Bundan daha sonra bu alandaki yanlışları düzeltmeye niyetlenen rastgele bir iktidarın işinin hiç de kolay olmayacağına değinen Tunca, “Bundan daha sonra yaşanacak olan şey bir daralma bir kemer sıkmadır. Halk bu genişlemeci siyasetlerin sonuçlarını eninde sonunda ödeyecek. Bundan kaçış yok. Hangi iktidar bugünkü görüntüyü toparlamaya niyetlenirse niyetlensin bunun bedelini de halk ödeyecek” formunda konuşuyor.

Vergi uzmanı Ozan Bingöl Fotoğraf: Privat

“Ciddi bir kaynak muhtaçlığı var”

Vergi uzmanı Ozan Bingöl de DW Türkçe’ye yaptığı değerlendirmede toplanan vergilerin adil bir biçimde kullanılması gerektiğinin altını çiziyor.

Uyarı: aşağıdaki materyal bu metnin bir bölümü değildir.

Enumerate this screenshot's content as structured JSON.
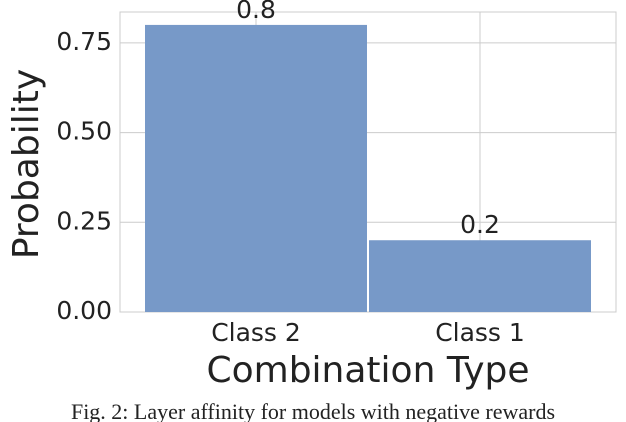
{
  "chart_data": {
    "type": "bar",
    "xlabel": "Combination Type",
    "ylabel": "Probability",
    "categories": [
      "Class 2",
      "Class 1"
    ],
    "values": [
      0.8,
      0.2
    ],
    "color": "#7799c8",
    "ylim": [
      0,
      0.836
    ],
    "yticks": [
      {
        "value": 0,
        "label": "0.00"
      },
      {
        "value": 0.25,
        "label": "0.25"
      },
      {
        "value": 0.5,
        "label": "0.50"
      },
      {
        "value": 0.75,
        "label": "0.75"
      }
    ],
    "grid": true,
    "caption": "Fig. 2: Layer affinity for models with negative rewards"
  }
}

Bütçenin yaklaşık yüzde 82’sinin toplanan vergilerden oluştuğunu hatırlatan Bingöl, şunları söylüyor:

“TRT hissesini elektrik faturalarından kaldırıyoruz fakat çabucak akabinde TRT bandrol fiyatlarına yüzde 100’e varana artışlar yapıyoruz. bu biçimde TRT hissesini kaldırmanın ne manası vardı? Bütçeye kaynak sağlamak için birinci başvurulan sistem vergileri arttırmak. Anladığımız kadarıyla önemli manada bir kaynak muhtaçlığı var. Bu artırımların devamı gelir mi? Bunun için kâhin olmaya gerek yok. Vergi artışlarının devam etmesi de kaçınılmaz görünüyor. KKM üzere bir sistemi uygulayıp da Mayıs ayı sonuna kadar 25-30 milyar lirayı geçecek ve bütçede yer almayan bir parayı ödüyoruz. aslına bakarsanız KKM uygulaması bütçe amacında yoktu periyoda başlarken. Periyoda 240 milyar lira faiz ödemesi ve 278 milyar bütçe açığı amacı ile başladık. Bunda daha KKM ve başka vazgeçilen vergiler de yok. Umarız önümüzdeki günler daha da berbata hamile olmaz. En azından vatandaşın alım gücünün korunduğu yoksulluğun ve hayat pahalılığının önüne geçildiği günleri görmek istiyoruz.”